The greatest risk with egg allergies is anaphylaxis. This is a life-threatening reaction that can cause symptoms including a drop in blood pressure, difficulty breathing, and severe swelling.

A person may also find that they have a reaction to several kinds of eggs alongside chicken eggs. They should avoid other types of eggs to avoid an allergic reaction.

Although directly avoiding contact with eggs does not present a major problem for people, avoiding all products containing eggs can be difficult. Many foods and products may contain it.

In the United States, the Food Allergen Labeling and Consumer Protection Act of 2004 requires that all manufacturers of processed foods include a plain language warning that the product contains eggs or was produced in the presence of eggs or egg products. People should therefore read all labels carefully to ensure that the product they are buying does not contain eggs.

A person should also clarify with an allergist all the foods that he should avoid.

Some egg products that a person may not expect include:

  • bandages
  • soups
  • baked goods
  • condiments and sauces, such as mayonnaise
  • meatloaf, meatballs and other meat products
  • ice cream

Previously, the flu shot contained eggs.

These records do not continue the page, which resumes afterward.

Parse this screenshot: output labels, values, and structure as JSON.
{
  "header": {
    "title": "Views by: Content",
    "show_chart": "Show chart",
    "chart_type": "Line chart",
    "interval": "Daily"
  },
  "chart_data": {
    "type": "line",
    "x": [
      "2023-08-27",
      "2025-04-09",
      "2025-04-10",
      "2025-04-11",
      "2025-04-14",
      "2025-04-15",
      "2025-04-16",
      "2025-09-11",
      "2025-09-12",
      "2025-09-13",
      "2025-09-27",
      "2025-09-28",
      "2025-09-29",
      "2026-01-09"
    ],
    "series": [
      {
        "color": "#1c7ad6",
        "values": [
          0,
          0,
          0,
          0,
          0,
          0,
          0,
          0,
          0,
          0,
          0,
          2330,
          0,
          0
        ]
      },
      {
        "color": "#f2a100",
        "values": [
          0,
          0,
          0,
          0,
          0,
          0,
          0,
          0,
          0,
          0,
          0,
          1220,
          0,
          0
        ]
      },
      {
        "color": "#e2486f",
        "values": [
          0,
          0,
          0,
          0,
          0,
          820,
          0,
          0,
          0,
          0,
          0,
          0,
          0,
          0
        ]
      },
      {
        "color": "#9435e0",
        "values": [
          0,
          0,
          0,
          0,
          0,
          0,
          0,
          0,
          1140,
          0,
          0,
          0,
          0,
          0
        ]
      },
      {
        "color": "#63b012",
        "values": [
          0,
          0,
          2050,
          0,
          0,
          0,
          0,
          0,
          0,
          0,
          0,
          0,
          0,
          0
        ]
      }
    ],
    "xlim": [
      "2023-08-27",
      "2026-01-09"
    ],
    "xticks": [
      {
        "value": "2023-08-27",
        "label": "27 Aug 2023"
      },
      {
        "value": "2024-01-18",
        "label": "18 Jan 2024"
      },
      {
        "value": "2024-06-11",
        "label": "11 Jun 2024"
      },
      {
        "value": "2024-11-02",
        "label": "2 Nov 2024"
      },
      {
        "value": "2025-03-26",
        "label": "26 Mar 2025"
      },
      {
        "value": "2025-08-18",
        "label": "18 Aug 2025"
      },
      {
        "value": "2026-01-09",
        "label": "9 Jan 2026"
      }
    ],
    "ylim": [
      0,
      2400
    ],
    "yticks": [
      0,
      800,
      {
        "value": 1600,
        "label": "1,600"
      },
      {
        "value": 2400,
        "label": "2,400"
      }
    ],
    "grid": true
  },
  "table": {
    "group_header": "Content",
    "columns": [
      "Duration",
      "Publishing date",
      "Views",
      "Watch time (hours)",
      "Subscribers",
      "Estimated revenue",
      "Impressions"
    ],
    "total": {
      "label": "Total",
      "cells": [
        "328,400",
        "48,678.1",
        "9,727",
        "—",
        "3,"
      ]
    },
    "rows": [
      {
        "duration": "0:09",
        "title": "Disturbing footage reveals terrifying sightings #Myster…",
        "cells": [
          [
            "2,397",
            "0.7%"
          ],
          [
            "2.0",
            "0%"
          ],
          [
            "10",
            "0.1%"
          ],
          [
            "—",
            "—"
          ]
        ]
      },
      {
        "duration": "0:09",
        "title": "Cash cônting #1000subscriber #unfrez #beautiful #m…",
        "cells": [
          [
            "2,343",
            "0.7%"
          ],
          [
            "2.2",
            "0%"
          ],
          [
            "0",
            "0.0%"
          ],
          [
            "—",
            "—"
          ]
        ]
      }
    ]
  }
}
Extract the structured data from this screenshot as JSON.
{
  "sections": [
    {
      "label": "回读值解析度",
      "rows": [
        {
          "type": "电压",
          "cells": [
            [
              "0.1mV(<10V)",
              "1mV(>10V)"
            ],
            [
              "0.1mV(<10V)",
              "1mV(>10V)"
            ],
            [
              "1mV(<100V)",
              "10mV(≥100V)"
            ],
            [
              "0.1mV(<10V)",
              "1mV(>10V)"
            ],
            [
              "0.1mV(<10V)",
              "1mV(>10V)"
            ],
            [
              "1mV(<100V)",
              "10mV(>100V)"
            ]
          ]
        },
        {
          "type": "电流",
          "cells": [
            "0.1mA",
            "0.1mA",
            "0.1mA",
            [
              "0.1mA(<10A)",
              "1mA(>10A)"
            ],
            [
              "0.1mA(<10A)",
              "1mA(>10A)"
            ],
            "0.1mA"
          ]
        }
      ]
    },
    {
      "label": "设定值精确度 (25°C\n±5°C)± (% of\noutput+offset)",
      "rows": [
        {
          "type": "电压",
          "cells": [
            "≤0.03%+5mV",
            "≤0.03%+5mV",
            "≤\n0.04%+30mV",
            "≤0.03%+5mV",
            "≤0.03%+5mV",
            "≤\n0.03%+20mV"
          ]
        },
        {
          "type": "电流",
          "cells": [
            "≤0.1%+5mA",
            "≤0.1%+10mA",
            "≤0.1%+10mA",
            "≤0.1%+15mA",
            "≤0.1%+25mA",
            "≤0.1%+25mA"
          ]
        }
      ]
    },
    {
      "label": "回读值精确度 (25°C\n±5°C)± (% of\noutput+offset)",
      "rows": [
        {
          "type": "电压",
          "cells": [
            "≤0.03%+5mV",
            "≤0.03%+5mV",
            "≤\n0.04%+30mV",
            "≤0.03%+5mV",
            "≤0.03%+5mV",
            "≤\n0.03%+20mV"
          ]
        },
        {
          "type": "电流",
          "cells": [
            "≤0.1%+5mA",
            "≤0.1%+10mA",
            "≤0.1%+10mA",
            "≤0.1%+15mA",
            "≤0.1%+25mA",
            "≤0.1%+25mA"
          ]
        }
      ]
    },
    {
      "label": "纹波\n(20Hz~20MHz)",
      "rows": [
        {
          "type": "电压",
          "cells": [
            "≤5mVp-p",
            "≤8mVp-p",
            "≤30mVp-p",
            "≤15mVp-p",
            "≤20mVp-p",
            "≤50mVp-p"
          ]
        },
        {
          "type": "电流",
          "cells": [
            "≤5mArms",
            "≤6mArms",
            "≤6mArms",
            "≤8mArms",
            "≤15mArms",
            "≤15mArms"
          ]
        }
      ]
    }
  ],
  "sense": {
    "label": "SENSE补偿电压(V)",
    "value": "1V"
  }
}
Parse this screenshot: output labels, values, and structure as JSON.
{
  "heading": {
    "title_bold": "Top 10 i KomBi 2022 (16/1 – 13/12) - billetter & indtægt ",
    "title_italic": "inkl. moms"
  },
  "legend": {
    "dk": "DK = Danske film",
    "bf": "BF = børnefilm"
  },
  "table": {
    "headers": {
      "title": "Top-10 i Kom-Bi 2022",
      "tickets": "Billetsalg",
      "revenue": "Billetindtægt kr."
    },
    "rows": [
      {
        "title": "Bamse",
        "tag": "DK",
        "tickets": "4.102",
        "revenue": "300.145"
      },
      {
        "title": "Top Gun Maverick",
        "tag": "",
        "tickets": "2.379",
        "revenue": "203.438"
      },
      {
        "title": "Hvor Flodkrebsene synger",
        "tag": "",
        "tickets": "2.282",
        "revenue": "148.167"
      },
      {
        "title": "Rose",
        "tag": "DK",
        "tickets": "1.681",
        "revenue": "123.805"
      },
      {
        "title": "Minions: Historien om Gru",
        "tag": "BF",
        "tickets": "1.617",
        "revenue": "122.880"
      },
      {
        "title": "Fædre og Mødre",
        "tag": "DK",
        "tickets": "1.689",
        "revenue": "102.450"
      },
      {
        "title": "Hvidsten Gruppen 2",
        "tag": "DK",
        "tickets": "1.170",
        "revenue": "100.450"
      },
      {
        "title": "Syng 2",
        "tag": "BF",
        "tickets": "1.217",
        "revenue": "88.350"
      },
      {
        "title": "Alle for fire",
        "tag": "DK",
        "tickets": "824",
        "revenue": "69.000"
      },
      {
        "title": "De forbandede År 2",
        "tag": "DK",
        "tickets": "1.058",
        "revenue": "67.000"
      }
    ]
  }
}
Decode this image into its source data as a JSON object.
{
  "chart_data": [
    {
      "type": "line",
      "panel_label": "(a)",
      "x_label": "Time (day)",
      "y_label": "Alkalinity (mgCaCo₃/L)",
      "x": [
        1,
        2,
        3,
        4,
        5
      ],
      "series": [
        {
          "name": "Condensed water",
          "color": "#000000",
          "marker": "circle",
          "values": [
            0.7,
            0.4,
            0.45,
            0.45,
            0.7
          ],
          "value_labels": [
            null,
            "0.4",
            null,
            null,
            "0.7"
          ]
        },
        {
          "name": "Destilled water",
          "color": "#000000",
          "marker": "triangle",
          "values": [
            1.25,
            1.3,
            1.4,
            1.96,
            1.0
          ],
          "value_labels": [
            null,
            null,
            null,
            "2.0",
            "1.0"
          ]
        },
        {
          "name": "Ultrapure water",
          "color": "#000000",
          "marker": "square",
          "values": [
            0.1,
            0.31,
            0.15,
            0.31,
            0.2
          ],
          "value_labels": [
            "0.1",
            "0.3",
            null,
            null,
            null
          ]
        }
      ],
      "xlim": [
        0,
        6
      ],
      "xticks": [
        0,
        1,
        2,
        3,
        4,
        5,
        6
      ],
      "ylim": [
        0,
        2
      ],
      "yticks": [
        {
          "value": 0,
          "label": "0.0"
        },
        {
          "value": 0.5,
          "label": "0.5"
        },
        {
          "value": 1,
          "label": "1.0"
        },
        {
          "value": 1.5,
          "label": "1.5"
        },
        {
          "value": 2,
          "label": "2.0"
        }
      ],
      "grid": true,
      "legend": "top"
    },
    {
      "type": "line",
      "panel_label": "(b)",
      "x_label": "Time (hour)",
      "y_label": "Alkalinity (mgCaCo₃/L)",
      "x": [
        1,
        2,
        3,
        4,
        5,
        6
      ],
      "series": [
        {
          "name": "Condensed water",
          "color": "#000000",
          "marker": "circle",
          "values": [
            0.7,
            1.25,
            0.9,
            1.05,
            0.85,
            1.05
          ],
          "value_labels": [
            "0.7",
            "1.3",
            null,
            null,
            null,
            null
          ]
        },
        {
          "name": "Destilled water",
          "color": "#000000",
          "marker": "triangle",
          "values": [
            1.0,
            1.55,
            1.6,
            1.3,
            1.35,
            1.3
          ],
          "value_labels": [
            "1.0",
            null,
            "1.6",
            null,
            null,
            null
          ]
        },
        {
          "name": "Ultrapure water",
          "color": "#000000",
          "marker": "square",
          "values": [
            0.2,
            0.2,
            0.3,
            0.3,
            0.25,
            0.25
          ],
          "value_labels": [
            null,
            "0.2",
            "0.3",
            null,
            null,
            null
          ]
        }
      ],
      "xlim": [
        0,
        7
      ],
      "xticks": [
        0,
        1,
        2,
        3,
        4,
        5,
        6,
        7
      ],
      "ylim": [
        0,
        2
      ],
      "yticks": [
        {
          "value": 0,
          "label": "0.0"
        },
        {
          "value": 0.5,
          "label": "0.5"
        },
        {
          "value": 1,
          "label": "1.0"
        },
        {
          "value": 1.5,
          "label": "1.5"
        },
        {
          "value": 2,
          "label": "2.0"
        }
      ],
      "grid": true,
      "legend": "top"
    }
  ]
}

This is no longer the caseso someone with an egg allergy can safely get a flu shot if they live in the United States

However, the yellow fever vaccine contains eggs. Although not part of the standard vaccination program in the United States, travel to countries in South America or Africa may require vaccination.

A doctor can write a note for someone with an egg allergy if they plan to travel to a country that requires yellow fever vaccination.

If a person has any doubts, they should consult their doctor about their vaccinations.

Egg allergy is the second most common food allergy among children in the United States. Although some children can tolerate baked goods, it’s generally best to avoid any products that contain egg whites, yolks, or both.

Treatment is to avoid eggs and products containing eggs. In some cases, a doctor may recommend an antihistamine and prescribe an epinephrine auto-injector for a severe allergic reaction.